Mesmo entre os menos de 14 por cento que não querem ver Maduro desocupar o poder, Maduro e seus comparsas permanecem impopulares. Meganálisis pediu aos entrevistados que respondessem “sim” ou “não” a vários nomes quando questionados: “Quem tem credibilidade e inspira confiança?” Apenas 35,29 por cento daqueles que querem ver Maduro permanecer no poder disseram que o próprio Maduro inspira confiança. Em contraste, 58,82% dos que desejam que Maduro permaneça no poder disseram que “nenhum” dos funcionários chavistas inspira confiança.

Entre seus torcedores, Maduro recebeu a resposta mais positiva, sugerindo que Maduro não enfrenta um desafio significativo entre suas próprias fileiras pelo poder. Depois de Maduro estava Diosdado Cabello, um apresentador de televisão e traficante de drogas sancionado pelos EUA que se acredita ser o segundo no comando de Maduro, com 16,26% dos que apóiam Maduro permanecendo no poder dizendo que Cabello inspira confiança. Os funcionários chavistas menos populares foram Delcy Rodríguez, o novo ministro da Economia de Maduro que certa vez afirmou que o dólar americano “não existe”.

A pesquisa não questionou os apoiadores de Maduro sobre a credibilidade de Tareck El Aissami, que controla a riqueza do petróleo e dos recursos naturais do país como Ministro da Indústria e Produção Natural.

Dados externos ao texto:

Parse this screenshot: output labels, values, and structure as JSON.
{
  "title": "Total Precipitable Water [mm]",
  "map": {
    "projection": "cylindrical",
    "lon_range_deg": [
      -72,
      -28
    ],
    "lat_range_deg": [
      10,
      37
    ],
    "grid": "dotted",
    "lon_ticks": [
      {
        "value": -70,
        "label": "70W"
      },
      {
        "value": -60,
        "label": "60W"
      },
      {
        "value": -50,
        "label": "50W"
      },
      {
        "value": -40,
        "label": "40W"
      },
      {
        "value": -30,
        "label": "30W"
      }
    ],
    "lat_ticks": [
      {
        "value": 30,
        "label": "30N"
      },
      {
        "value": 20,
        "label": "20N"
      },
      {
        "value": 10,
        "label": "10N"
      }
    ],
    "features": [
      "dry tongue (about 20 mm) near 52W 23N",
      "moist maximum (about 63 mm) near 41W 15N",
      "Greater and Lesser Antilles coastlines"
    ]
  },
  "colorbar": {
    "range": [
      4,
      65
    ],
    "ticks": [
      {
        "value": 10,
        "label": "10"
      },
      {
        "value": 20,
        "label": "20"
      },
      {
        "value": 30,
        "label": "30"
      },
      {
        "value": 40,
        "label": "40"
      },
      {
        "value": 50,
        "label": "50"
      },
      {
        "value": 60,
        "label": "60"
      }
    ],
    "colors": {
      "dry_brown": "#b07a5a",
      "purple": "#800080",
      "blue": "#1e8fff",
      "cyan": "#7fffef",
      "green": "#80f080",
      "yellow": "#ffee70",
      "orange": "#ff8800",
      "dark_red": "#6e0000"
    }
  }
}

O Departamento de Imigração e Alfândega dos Estados Unidos (ICE) emitiu uma notificação de procura por El Aissami no ano passado por causa de sua suspeita de participação no tráfico de drogas; os especialistas também acreditam que El Aissami seja o principal elo de ligação de Maduro com o grupo terrorista iraniano Hezbollah.

No geral, os entrevistados venezuelanos revelaram um grande pessimismo em relação ao futuro de seu país. Meganálisis pediu aos venezuelanos que escolhessem uma das três frases para descrever a vida na Venezuela. De longe, o mais popular, escolhido por 82,5% dos entrevistados, foi “A vida na Venezuela é um caos, nada funciona, tudo é um desastre, não há esperança de que isso mude”.

A declaração menos popular, com 2,3 por cento, foi “A vida na Venezuela é excelente, as coisas funcionam, vivemos com calma e há muitas esperanças [para o futuro]”.

Os venezuelanos enfrentaram escassez extrema de alimentos, água e remédios desde que Maduro assumiu o poder em 2013. No ano passado, a escassez de gasolina e apagões tornaram a vida muito mais difícil. Sob Maduro, o regime socialista investiu muito pouco em infraestrutura nacional, resultando em um sistema decadente. O Observatório Venezuelano de Conflitos Sociais, uma organização independente, documentou cerca de 750 protestos em todo o país em agosto – cerca de 30 protestos por dia – exigindo eletricidade, água, alimentos e outras necessidades básicas.

Particularmente preocupante é a destruição da Petróleos de Venezuela (PDVSA) por Maduro, a empresa estatal de petróleo apreendida pelo falecido ditador Hugo Chávez e reduzida à inoperância pela remoção de engenheiros experientes e sua substituição por legalistas socialistas. A Venezuela tem a segunda maior reserva de petróleo conhecida, depois da América, mas seu petróleo bruto é extremamente pesado e precisa de refino sofisticado. Maduro essencialmente obliterou a capacidade da Venezuela de refinar petróleo ao deixar de manter as refinarias do país, resultando em escassez de gasolina em todo o país e no movimento sem precedentes no país de importação de gasolina de outros países.